Yes, I have seen at least one of the Ladd/Lake ones, but again it's been so long that I can't recall which.
In a way my post nicely ties in with yours about availabilty, David, and I do agree with a lot of those points. But I've been seeing a lot of "what's happened to boredom?" articles recently, which suggests something of a meme.
Also, it's one which apparently hasn't quite reached my kids, as I still hear "I'm booooored" reasonably often.
Heh. Coincidentally my Film Noir Collection Boxed Set arrived on Friday with 9 DVDs: The Killers, Double Indemnity, The Big Steal, Crossfire, Out of the Past, The Blue Dahlia (Region 2 FTW!), The Glass Key, This Gun for Hire and Murder My Sweet (aka Farewell My Lovely).
What a great set. I love
The Killers
and
Out of the Past.
If you can access it there, I highly recommend the "Out of the Past: Investigating Film Noir" podcast by Clute/Edwards on iTunes. It's from a few years ago, but all 50 episodes are still free on iTunes here. They have an episode each for
The Killers, Double Indemnity, Out of the Past, The Blue Dahlia, The Glass Key,
and
Murder My Sweet.
Drop Everything; Saw one yesterday. A Bronx Tale
Also, for much of the movie, the kid's high-school-aged
In a bit of synchronicity, this is the third article I've read today talking about the problem of living in a culture where all songs and all movies are instantly available. Which, of course, we all love, but it's also had all these unintended side effects which damage institutions of culture: bookstores, record stores, film series.
I've been writing up a blog post (for work) about this very thing. I'm also referencing
Bowling Alone
which makes many of the same points.
I've been writing up a blog post (for work) about this very thing.
It's in the air, right? I really think we're undergoing a huge sea-change in how we receive culture and we really don't understand the implications. But we're starting to see some of the downside along with all the positives.
Some of the articles about DC's reboot have noted that they'll also make download versions available on the day of release, and what's going to happen to comic book stores then? Those of you who had holds at your store and talked to the clerks and browsed for stuff for your nieces and nephews and got cool buttons for The Umbrella Academy.
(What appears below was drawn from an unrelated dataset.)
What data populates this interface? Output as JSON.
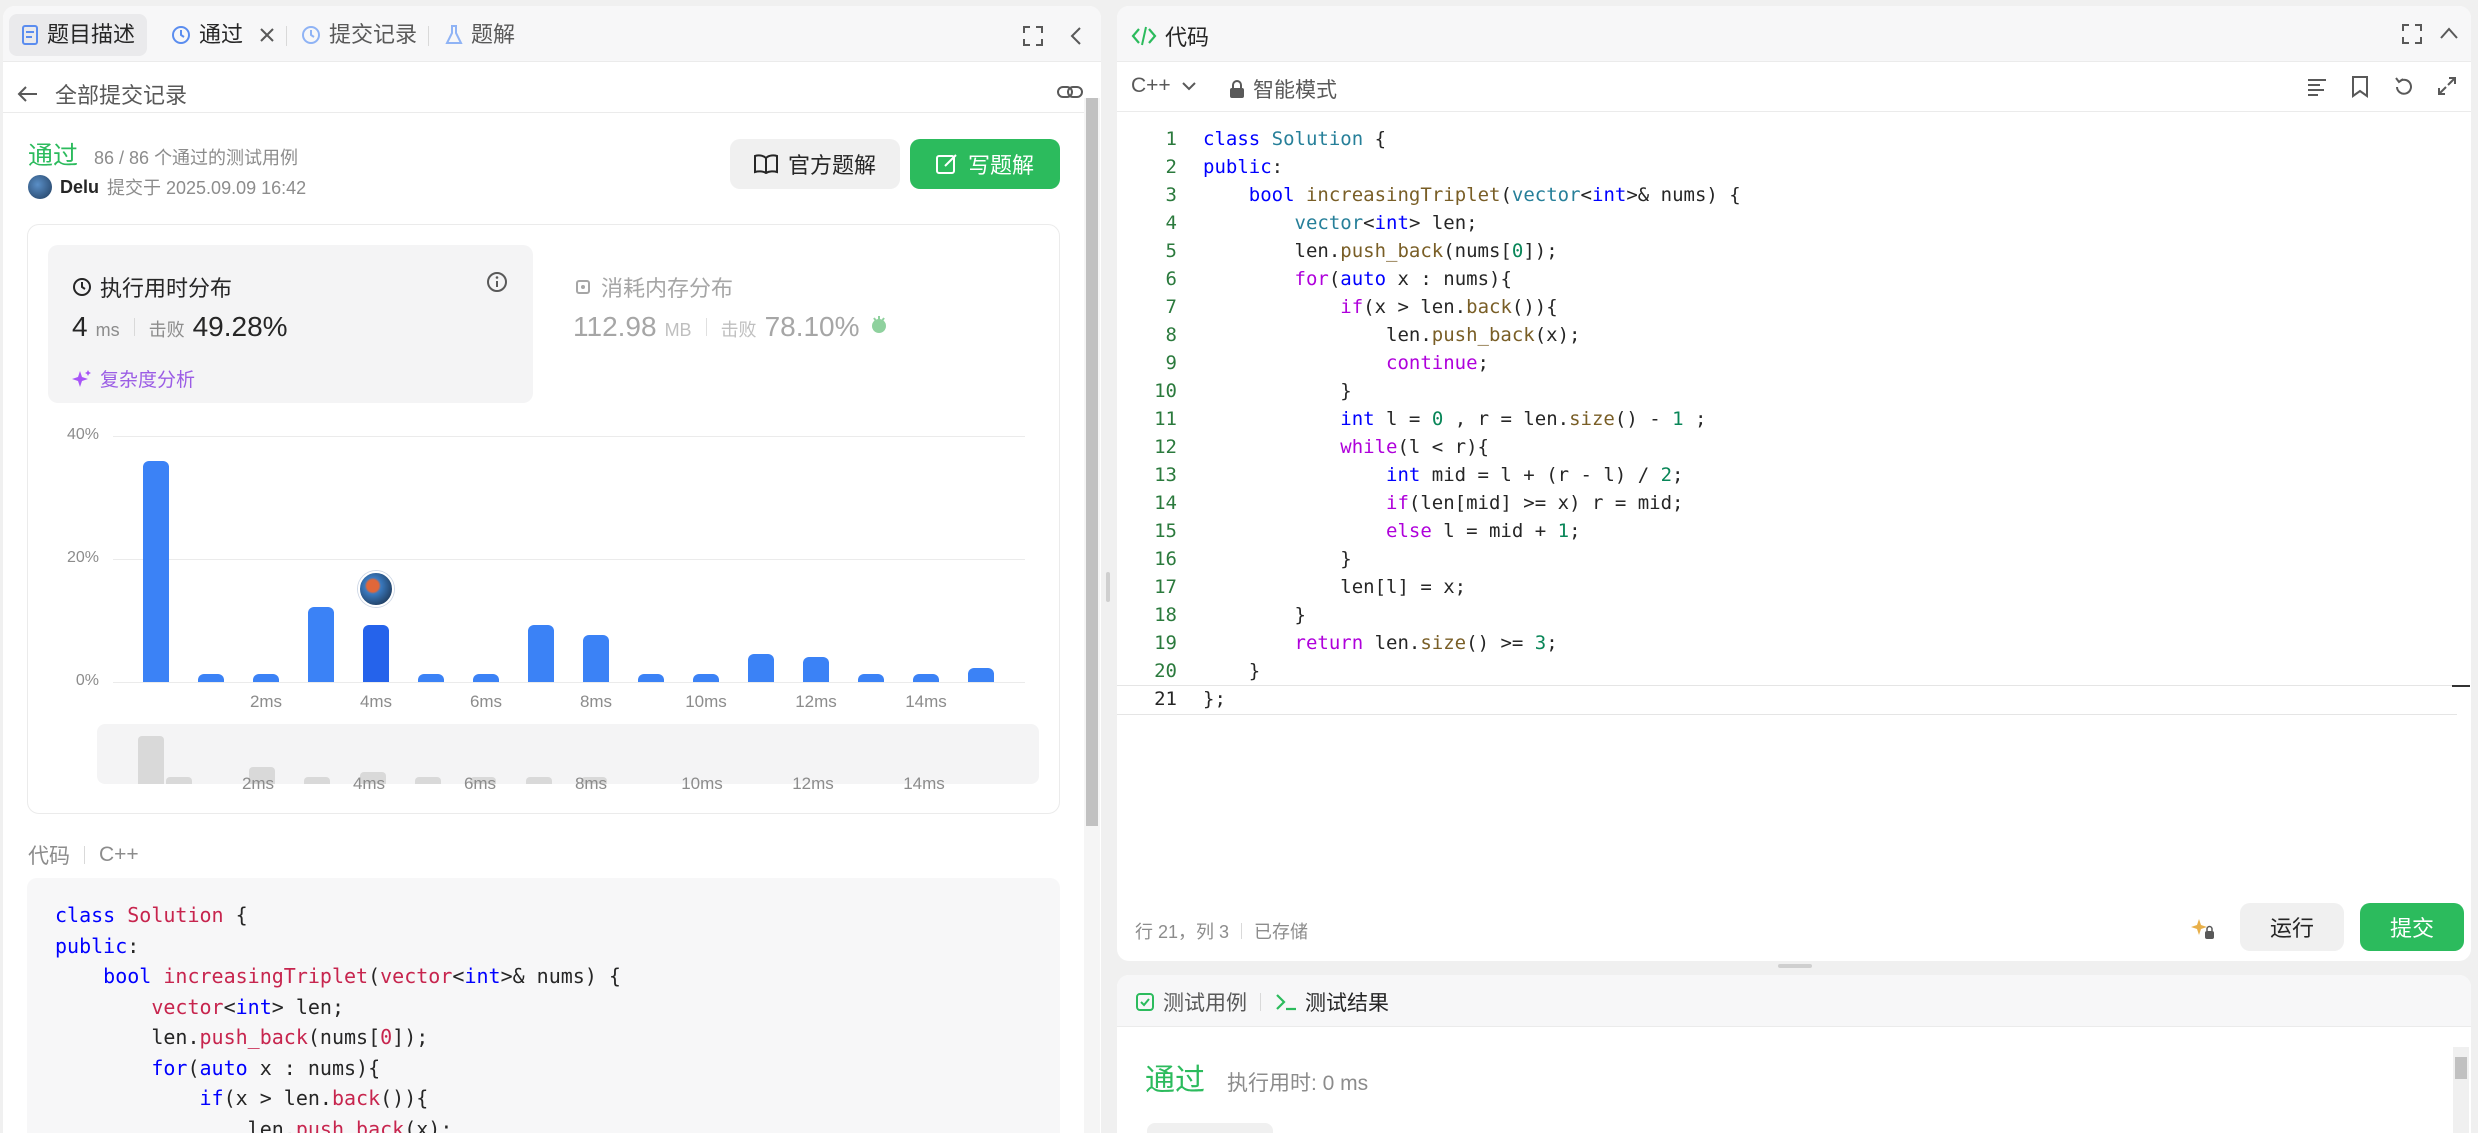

That's going to be in jeopardy just as record stores and book stores have become scarce.
Wasn't it a Patton Oswalt piece a few months ago about how everything available all the time ruined being a geek or some shit?
About movies, specifically, a bit of Ebert's recent column for Newsweek/the Daily Beast gets at it also.
Ebert laments the communal joy of going to a movie theater to see a great movie (vice watching quality TV by yourself) and a commenter points out that Ebert's movie-going experience is not the usual.
A lot of folks would rather watch a movie by themselves than risk the shared experience happen with jerks (like the Alamo Drafthouse girl); I'm not sure, but it's possible that hiveminds like the Buffistas will spring up around watch-and-post or other types of communal experience.
These will still be curated, though - the magic of meeting new people, being exposed to new stuff? Crazy random happenstance? Not sure how that is going to happen.
the magic of meeting new people, being exposed to new stuff? Crazy random happenstance? Not sure how that is going to happen.
Umm... there's an app for that?
I remember a poster on TT long, long ago talking about how ecstatically different the experience was the first time he saw a Preston Sturges comedy on a big screen in a fairly crowded theater -- he'd seen the entire canon on late-night PBS and the old AMC and on scritchy little screens in the media section of his grad school library, and he had a loving, reverent appreciation for how breathtakingly whipsmart and pointed Sturges could be, but when he saw it in a theater full of smart but slightly different people, all cracking up at slightly different things and everyone's giddy laughter getting everyone else going, he found himself laughing so hard his entire midsection was sore the next day.
The Alamo Drafthouse woman and her ilk are a definite, hideous hazard in a group moviegoing experience, but when it's good it can be so very good.